Advanced Television

Japan’s “likely” recession will hit CE

March 22, 2011

By Chris Forrester

The Japanese earthquake and tsunami will “likely” push Japan into a “short and deep recession” affecting some Consumer Electronics sectors, according to a major report from investment bankers Morgan Stanley. The bank says Japan’s GDP will shrink by 1-3 per cent this year.

Morgan Stanley says that prior to the Japanese catastrophes the world was displaying “significant momentum and breadth with emerging markets motoring ahead nicely.” But life for many is now much more uncertain with supply chain disruptions perhaps causing more harm.

Specifically, the bank looks at Japan’s key business sectors. The report does not see too many problems in regards to telephony/communications handsets. Shipped stocks are good, with Ericsson (for example) having 69 days of inventory in its warehouses while Cisco has 37 days of stocks.

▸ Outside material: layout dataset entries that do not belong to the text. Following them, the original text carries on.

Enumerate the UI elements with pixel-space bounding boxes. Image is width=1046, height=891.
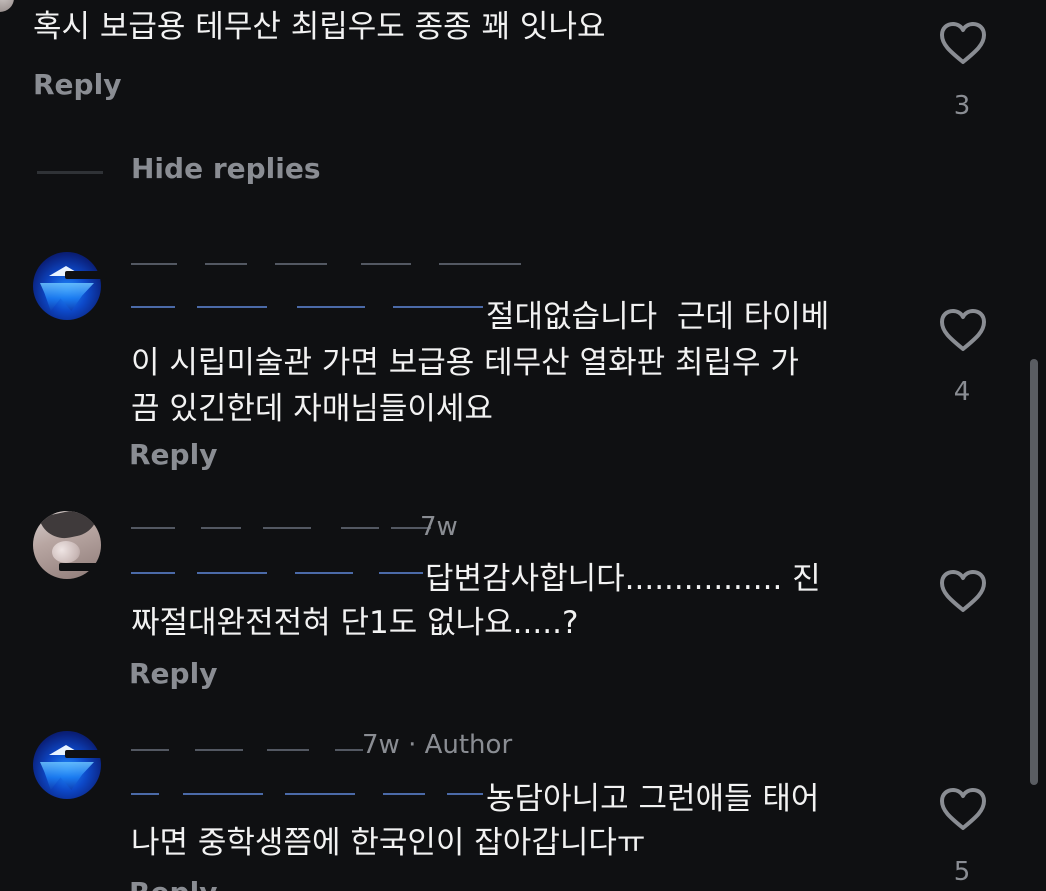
like-count: 4 [953, 377, 971, 407]
comment-text: 절대없습니다 근데 타이베 [486, 299, 830, 335]
heart-outline-icon [940, 309, 986, 351]
like-count: 3 [953, 91, 971, 121]
reply-button[interactable]: Reply [129, 657, 217, 690]
redaction-bar [65, 271, 107, 279]
avatar[interactable] [0, 0, 14, 12]
reply-button[interactable]: Reply [33, 68, 121, 101]
comment-text: 농담아니고 그런애들 태어 [486, 781, 820, 817]
hide-replies-button[interactable]: Hide replies [131, 152, 321, 185]
comment-text: 짜절대완전전혀 단1도 없나요.....? [131, 605, 579, 641]
comment-text: 끔 있긴한데 자매님들이세요 [131, 391, 493, 427]
redacted-mention [131, 793, 483, 813]
redacted-username [131, 263, 521, 283]
like-count: 5 [953, 857, 971, 887]
like-button[interactable] [938, 569, 988, 613]
reply-button[interactable]: Reply [129, 438, 217, 471]
comment-text: 답변감사합니다................ 진 [425, 561, 821, 597]
comments-thread: 혹시 보급용 테무산 최립우도 종종 꽤 잇나요 Reply 3 Hide re… [0, 0, 1046, 891]
comment-text: 이 시립미술관 가면 보급용 테무산 열화판 최립우 가 [131, 345, 799, 381]
reply-button[interactable]: Reply [129, 876, 217, 891]
like-button[interactable] [938, 787, 988, 831]
redaction-bar [59, 563, 101, 571]
timestamp: 7w · Author [362, 730, 513, 760]
avatar[interactable] [33, 252, 101, 320]
comment-text: 혹시 보급용 테무산 최립우도 종종 꽤 잇나요 [33, 9, 606, 45]
divider [37, 171, 103, 174]
heart-outline-icon [940, 22, 986, 64]
avatar[interactable] [33, 731, 101, 799]
heart-outline-icon [940, 570, 986, 612]
redacted-mention [131, 572, 423, 592]
redacted-username [131, 749, 363, 769]
scrollbar[interactable] [1030, 359, 1038, 785]
comment-text: 나면 중학생쯤에 한국인이 잡아갑니다ㅠ [131, 825, 646, 861]
redacted-username [131, 527, 431, 547]
redacted-mention [131, 306, 483, 326]
redaction-bar [65, 750, 107, 758]
like-button[interactable] [938, 21, 988, 65]
heart-outline-icon [940, 788, 986, 830]
timestamp: 7w [420, 512, 458, 542]
like-button[interactable] [938, 308, 988, 352]
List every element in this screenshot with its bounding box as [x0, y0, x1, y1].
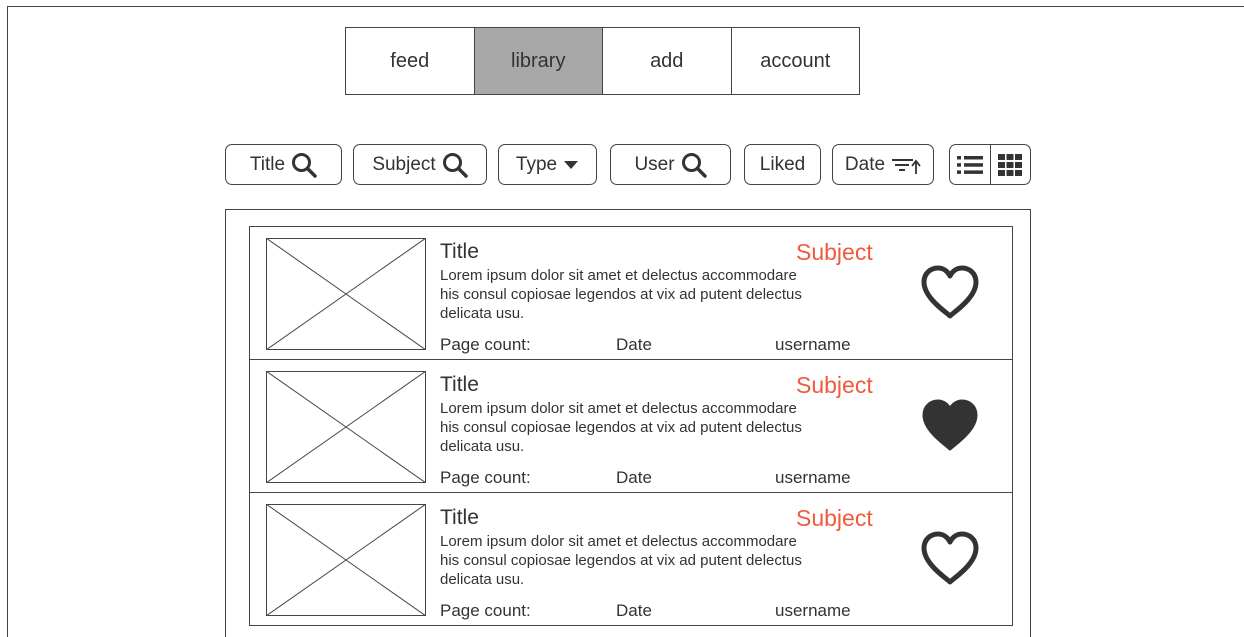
liked-filter-label: Liked — [759, 153, 806, 175]
item-title[interactable]: Title — [440, 373, 479, 397]
sort-ascending-icon — [892, 158, 921, 174]
item-date: Date — [616, 601, 652, 620]
type-dropdown[interactable]: Type — [498, 144, 597, 185]
item-description: Lorem ipsum dolor sit amet et delectus a… — [440, 533, 802, 588]
grid-view-button[interactable] — [991, 145, 1031, 184]
title-search-label: Title — [249, 153, 286, 175]
heart-filled-icon[interactable] — [920, 398, 980, 454]
subject-search-label: Subject — [372, 153, 436, 175]
item-description: Lorem ipsum dolor sit amet et delectus a… — [440, 267, 802, 322]
item-description: Lorem ipsum dolor sit amet et delectus a… — [440, 400, 802, 455]
item-date: Date — [616, 335, 652, 354]
tab-library[interactable]: library — [474, 28, 603, 94]
search-icon — [442, 152, 468, 178]
list-item[interactable]: Title Lorem ipsum dolor sit amet et dele… — [249, 226, 1013, 360]
heart-icon[interactable] — [920, 265, 980, 321]
heart-icon[interactable] — [920, 531, 980, 587]
tab-add[interactable]: add — [603, 28, 732, 94]
item-page-count: Page count: — [440, 601, 531, 620]
item-subject: Subject — [796, 505, 873, 531]
search-icon — [681, 152, 707, 178]
list-item[interactable]: Title Lorem ipsum dolor sit amet et dele… — [249, 359, 1013, 493]
user-search-label: User — [634, 153, 675, 175]
search-icon — [292, 152, 317, 178]
date-sort-label: Date — [844, 153, 886, 175]
item-title[interactable]: Title — [440, 240, 479, 264]
image-placeholder — [266, 504, 426, 616]
tab-account[interactable]: account — [732, 28, 860, 94]
item-subject: Subject — [796, 239, 873, 265]
image-placeholder — [266, 238, 426, 350]
caret-down-icon — [564, 160, 579, 169]
item-username[interactable]: username — [775, 468, 851, 488]
item-date: Date — [616, 468, 652, 487]
subject-search-button[interactable]: Subject — [353, 144, 487, 185]
item-page-count: Page count: — [440, 335, 531, 354]
liked-filter-button[interactable]: Liked — [744, 144, 821, 185]
user-search-button[interactable]: User — [610, 144, 731, 185]
item-username[interactable]: username — [775, 601, 851, 621]
image-placeholder — [266, 371, 426, 483]
item-title[interactable]: Title — [440, 506, 479, 530]
title-search-button[interactable]: Title — [225, 144, 342, 185]
item-username[interactable]: username — [775, 335, 851, 355]
grid-view-icon — [998, 153, 1023, 176]
list-item[interactable]: Title Lorem ipsum dolor sit amet et dele… — [249, 492, 1013, 626]
date-sort-button[interactable]: Date — [832, 144, 934, 185]
view-toggle — [949, 144, 1031, 185]
list-view-icon — [956, 155, 983, 174]
main-nav: feed library add account — [345, 27, 860, 95]
tab-feed[interactable]: feed — [346, 28, 475, 94]
item-page-count: Page count: — [440, 468, 531, 487]
type-dropdown-label: Type — [515, 153, 558, 175]
list-view-button[interactable] — [950, 145, 991, 184]
item-subject: Subject — [796, 372, 873, 398]
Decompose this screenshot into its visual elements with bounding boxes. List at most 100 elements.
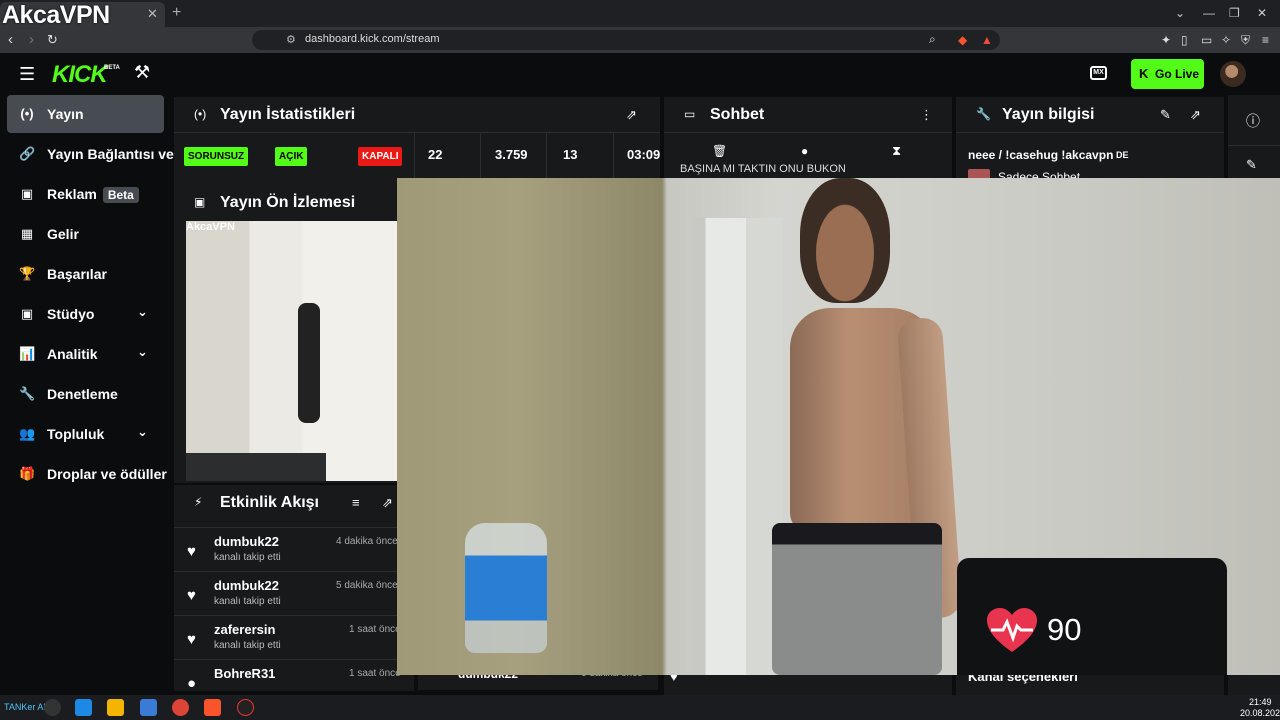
menu-icon[interactable]: ≡: [1262, 33, 1269, 47]
language-tag: DE: [1116, 150, 1129, 160]
water-bottle-shape: [465, 523, 547, 653]
heart-rate-value: 90: [1047, 612, 1082, 647]
new-tab-button[interactable]: +: [172, 4, 181, 22]
sidebar-item-stream[interactable]: (•) Yayın: [7, 95, 164, 133]
community-icon: 👥: [19, 426, 36, 441]
search-icon[interactable]: [44, 699, 61, 716]
edit-icon[interactable]: ✎: [1160, 107, 1171, 123]
panel-title: Etkinlik Akışı: [220, 494, 319, 511]
brave-icon[interactable]: [204, 699, 221, 716]
lightning-icon: ⚡: [194, 495, 203, 509]
folder-icon[interactable]: [107, 699, 124, 716]
os-taskbar: TANKer Alpay 21:49 20.08.2026: [0, 695, 1280, 720]
clock-time: 21:49: [1249, 697, 1272, 707]
go-live-label: Go Live: [1155, 67, 1200, 81]
person-shape: [772, 178, 982, 675]
sidebar-item-achievements[interactable]: 🏆 Başarılar: [7, 255, 164, 293]
heart-rate-icon: [987, 608, 1037, 652]
preview-chat-overlay: [186, 453, 326, 481]
revenue-icon: ▦: [20, 226, 34, 241]
activity-row: ● BohreR31 1 saat önce: [174, 659, 414, 691]
edge-icon[interactable]: [75, 699, 92, 716]
chevron-down-icon[interactable]: ⌄: [137, 424, 148, 440]
brave-shield-icon[interactable]: ◆: [958, 33, 967, 47]
analytics-icon: 📊: [19, 346, 36, 361]
popout-icon[interactable]: ⇗: [626, 107, 637, 123]
hamburger-menu-icon[interactable]: ☰: [19, 64, 35, 85]
stream-title: neee / !casehug !akcavpn: [968, 148, 1114, 162]
browser-tab-bar: AkcaVPN ✕ + ⌄ — ❐ ✕: [0, 0, 1280, 29]
address-bar[interactable]: ⚙ dashboard.kick.com/stream ⌕: [252, 30, 1000, 50]
activity-row: ♥ dumbuk22 4 dakika önce kanalı takip et…: [174, 527, 414, 571]
heart-icon: ♥: [187, 587, 196, 604]
chat-icon: ▭: [684, 107, 696, 121]
hourglass-icon[interactable]: ⧗: [892, 143, 901, 159]
trophy-icon: 🏆: [19, 266, 36, 281]
more-options-icon[interactable]: ⋮: [920, 107, 933, 123]
camera-feed-video[interactable]: 90: [397, 178, 1280, 675]
app-header: ☰ KICK BETA ⚒ MX K Go Live: [0, 53, 1280, 95]
sidebar-item-ads[interactable]: ▣ Reklam Beta: [7, 175, 164, 213]
back-icon[interactable]: ‹: [8, 31, 13, 48]
chevron-down-icon[interactable]: ⌄: [137, 344, 148, 360]
forward-icon[interactable]: ›: [29, 31, 34, 48]
wallet-icon[interactable]: ▭: [1201, 33, 1212, 47]
panel-title: Yayın Ön İzlemesi: [220, 194, 356, 211]
extensions-icon[interactable]: ✦: [1161, 33, 1171, 47]
multistream-icon[interactable]: MX: [1090, 66, 1107, 80]
sidebar-item-revenue[interactable]: ▦ Gelir: [7, 215, 164, 253]
stream-preview-panel: ▣ Yayın Ön İzlemesi AkcaVPN: [174, 185, 414, 483]
popout-icon[interactable]: ⇗: [382, 495, 393, 511]
ad-icon: ▣: [20, 186, 34, 201]
info-icon[interactable]: ⓘ: [1246, 111, 1260, 131]
tab-close-icon[interactable]: ✕: [147, 6, 158, 22]
site-info-icon[interactable]: ⚙: [286, 33, 296, 46]
beta-badge: Beta: [102, 187, 139, 203]
hammer-icon[interactable]: ⚒: [134, 62, 150, 83]
sidebar-item-analytics[interactable]: 📊 Analitik ⌄: [7, 335, 164, 373]
preview-watermark: AkcaVPN: [186, 221, 235, 233]
sidebar-toggle-icon[interactable]: ▯: [1181, 33, 1188, 47]
stream-health-badge: SORUNSUZ: [184, 147, 249, 166]
doorway-shape: [692, 218, 782, 675]
obs-icon[interactable]: [237, 699, 254, 716]
go-live-button[interactable]: K Go Live: [1131, 59, 1204, 89]
broadcast-icon: (•): [194, 107, 207, 121]
activity-row: ♥ zaferersin 1 saat önce kanalı takip et…: [174, 615, 414, 659]
edit-icon[interactable]: ✎: [1246, 157, 1257, 173]
sidebar-item-studio[interactable]: ▣ Stüdyo ⌄: [7, 295, 164, 333]
app-icon[interactable]: [140, 699, 157, 716]
stat-value: 03:09: [627, 147, 660, 162]
status-open-badge: AÇIK: [275, 147, 308, 166]
heart-icon: ♥: [187, 543, 196, 560]
sidebar-item-moderation[interactable]: 🔧 Denetleme: [7, 375, 164, 413]
sidebar-item-stream-link[interactable]: 🔗 Yayın Bağlantısı ve: [7, 135, 174, 173]
chrome-icon[interactable]: [172, 699, 189, 716]
close-window-button[interactable]: ✕: [1257, 6, 1267, 20]
chat-bubble-icon[interactable]: ●: [801, 144, 808, 158]
brave-rewards-icon[interactable]: ▲: [981, 33, 993, 47]
popout-icon[interactable]: ⇗: [1190, 107, 1201, 123]
trash-icon[interactable]: 🗑: [712, 144, 727, 158]
gift-icon: ●: [187, 675, 197, 691]
sidebar-item-community[interactable]: 👥 Topluluk ⌄: [7, 415, 164, 453]
stream-preview-video[interactable]: AkcaVPN: [186, 221, 398, 481]
kick-logo[interactable]: KICK: [52, 61, 108, 89]
user-avatar[interactable]: [1220, 61, 1246, 87]
zoom-icon[interactable]: ⌕: [929, 32, 936, 47]
stat-value: 3.759: [495, 147, 528, 162]
leo-ai-icon[interactable]: ✧: [1221, 33, 1231, 47]
reload-icon[interactable]: ↻: [47, 32, 58, 48]
vpn-icon[interactable]: ⛨: [1241, 33, 1250, 48]
chat-message: BAŞINA MI TAKTIN ONU BUKON: [680, 163, 846, 175]
tab-search-icon[interactable]: ⌄: [1175, 6, 1185, 20]
chevron-down-icon[interactable]: ⌄: [137, 304, 148, 320]
link-icon: 🔗: [19, 146, 36, 161]
filter-icon[interactable]: ≡: [352, 495, 360, 510]
minimize-button[interactable]: —: [1203, 6, 1215, 20]
maximize-button[interactable]: ❐: [1229, 6, 1240, 20]
sidebar-item-drops[interactable]: 🎁 Droplar ve ödüller: [7, 455, 167, 493]
coat-shape: [298, 303, 320, 423]
panel-title: Yayın İstatistikleri: [220, 106, 356, 123]
brand-watermark: AkcaVPN: [2, 1, 110, 29]
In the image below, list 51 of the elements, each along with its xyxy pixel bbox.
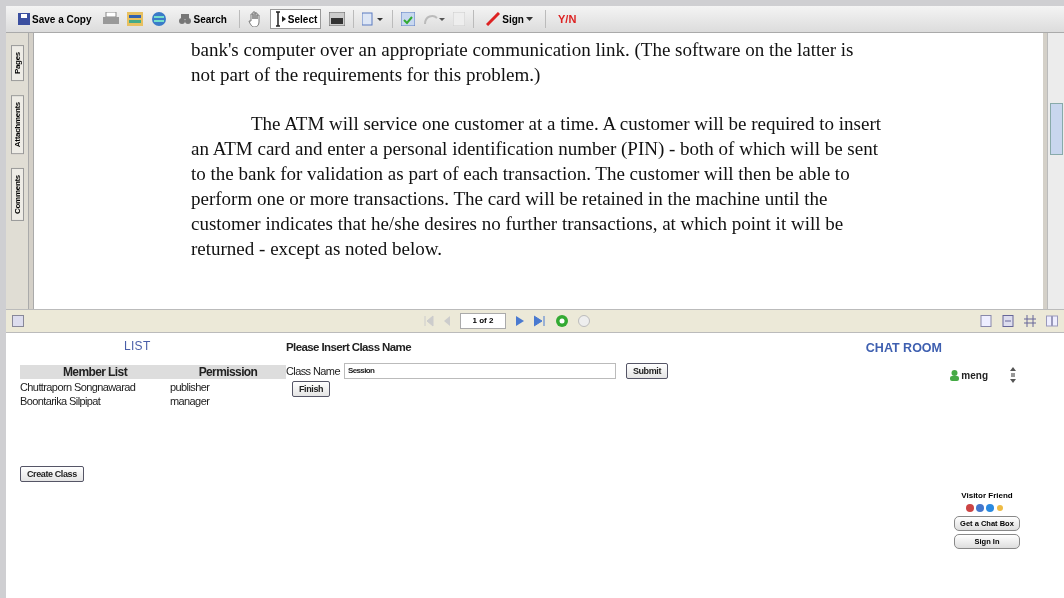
play-icon[interactable]: [556, 315, 568, 327]
class-name-field[interactable]: Session: [343, 363, 616, 379]
vertical-scrollbar[interactable]: [1047, 33, 1064, 309]
single-page-icon[interactable]: [980, 315, 992, 327]
visitor-label: Visitor Friend: [961, 491, 1013, 500]
create-class-button[interactable]: Create Class: [20, 466, 84, 482]
facing-pages-icon[interactable]: [1024, 315, 1036, 327]
window-icon[interactable]: [127, 12, 144, 26]
scrollbar-thumb[interactable]: [1050, 103, 1063, 155]
page-number-field[interactable]: 1 of 2: [460, 313, 506, 329]
last-page-icon[interactable]: [534, 315, 546, 327]
undo-icon[interactable]: [423, 12, 446, 26]
column-header: Member List: [20, 365, 170, 379]
sign-button[interactable]: Sign: [482, 9, 537, 29]
hand-icon[interactable]: [247, 11, 262, 27]
snapshot-icon[interactable]: [329, 12, 346, 26]
finish-button[interactable]: Finish: [292, 381, 331, 397]
document-paragraph: bank's computer over an appropriate communication link. (The software on the latter is not part of the requirements for this problem.): [191, 38, 855, 87]
save-copy-button[interactable]: Save a Copy: [14, 9, 96, 29]
side-panel-tab[interactable]: Pages: [10, 45, 24, 82]
yes-no-button[interactable]: Y/N: [554, 9, 581, 29]
side-panel-tab[interactable]: Attachments: [10, 95, 24, 155]
document-check-icon[interactable]: [401, 12, 416, 26]
continuous-facing-icon[interactable]: [1046, 315, 1058, 327]
chat-room-title: CHAT ROOM: [865, 341, 942, 355]
continuous-page-icon[interactable]: [1002, 315, 1014, 327]
table-cell-text: manager: [170, 394, 211, 408]
search-button[interactable]: Search: [175, 9, 231, 29]
stop-icon[interactable]: [578, 315, 590, 327]
side-panel-tab[interactable]: Comments: [10, 168, 24, 222]
page-dropdown-icon[interactable]: [362, 12, 385, 26]
select-tool-button[interactable]: Select: [269, 9, 322, 29]
chat-user[interactable]: meng: [950, 369, 988, 381]
binoculars-icon: [179, 13, 192, 25]
panel-toggle-icon[interactable]: [12, 315, 24, 327]
submit-button[interactable]: Submit: [625, 363, 668, 379]
pen-icon: [486, 12, 501, 26]
panel-title: LIST: [124, 339, 152, 353]
scroll-arrows-icon[interactable]: [1010, 367, 1016, 383]
column-header: Permission: [170, 365, 286, 379]
document-paragraph: The ATM will service one customer at a time. A customer will be required to insert an ATM card and enter a personal identification number (PIN) - both of which will be sent to the bank for validation as part of each transaction. The customer will then be able to perform one or more transactions. The card will be retained in the machine until the customer indicates that he/she desires no further transactions, at which point it will be returned - except as noted below.: [191, 112, 881, 261]
caret-icon: [526, 17, 533, 21]
form-heading: Please Insert Class Name: [286, 341, 413, 353]
next-page-icon[interactable]: [516, 315, 524, 327]
field-label: Class Name: [286, 365, 340, 377]
person-icon: [950, 369, 960, 381]
print-icon[interactable]: [103, 12, 120, 26]
table-cell-text: publisher: [170, 380, 211, 394]
text-cursor-icon: [273, 11, 286, 27]
table-cell-text: Boontarika Silpipat: [20, 394, 102, 408]
table-cell-text: Chuttraporn Songnawarad: [20, 380, 137, 394]
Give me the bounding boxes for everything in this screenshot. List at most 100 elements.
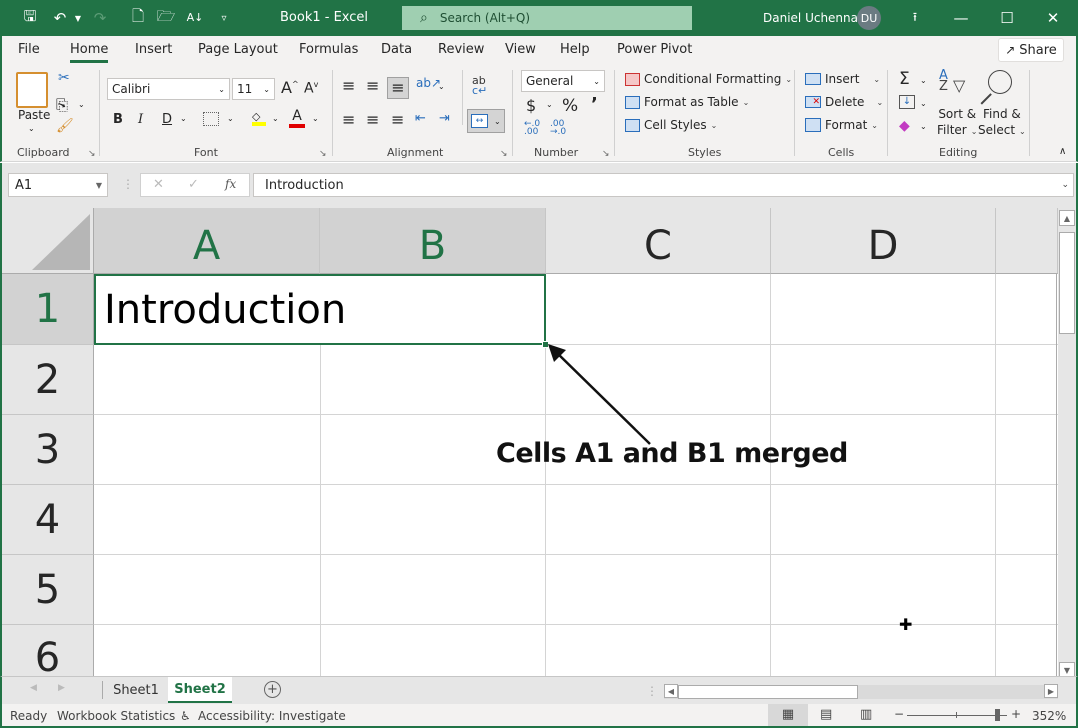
clipboard-launcher-icon[interactable]: ↘ bbox=[88, 149, 96, 159]
tab-home[interactable]: Home bbox=[70, 42, 109, 63]
normal-view-icon[interactable]: ▦ bbox=[768, 704, 808, 726]
autosum-dropdown-icon[interactable]: ⌄ bbox=[920, 76, 927, 85]
scroll-up-icon[interactable]: ▲ bbox=[1059, 210, 1075, 226]
share-button[interactable]: ↗ Share bbox=[998, 38, 1064, 62]
find-magnifier-icon[interactable] bbox=[988, 70, 1012, 94]
number-launcher-icon[interactable]: ↘ bbox=[602, 149, 610, 159]
font-family-select[interactable]: Calibri ⌄ bbox=[107, 78, 230, 100]
avatar[interactable]: DU bbox=[857, 6, 881, 30]
bold-button[interactable]: B bbox=[113, 112, 123, 127]
tab-page-layout[interactable]: Page Layout bbox=[198, 42, 278, 57]
copy-dropdown-icon[interactable]: ⌄ bbox=[78, 100, 85, 109]
format-as-table-button[interactable]: Format as Table ⌄ bbox=[625, 95, 749, 109]
underline-dropdown-icon[interactable]: ⌄ bbox=[180, 114, 187, 123]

It is in the world of Semiconductors that there are real risks, says the bank, given that one particular factory (Shin-Etsu Handotai) supplies some 15-20 per cent of the world’s supply. “The recent capacity tightness has led the supply chain, including semiconductor companies, to build excess inventories. Consequently, we believe the long-term risk is limited as inventories give the supply chain time to find alternative sources, or local suppliers time to restart or shift production. In the intermediate term, we believe that there is risk for some wafer tightness,” says Morgan Stanley.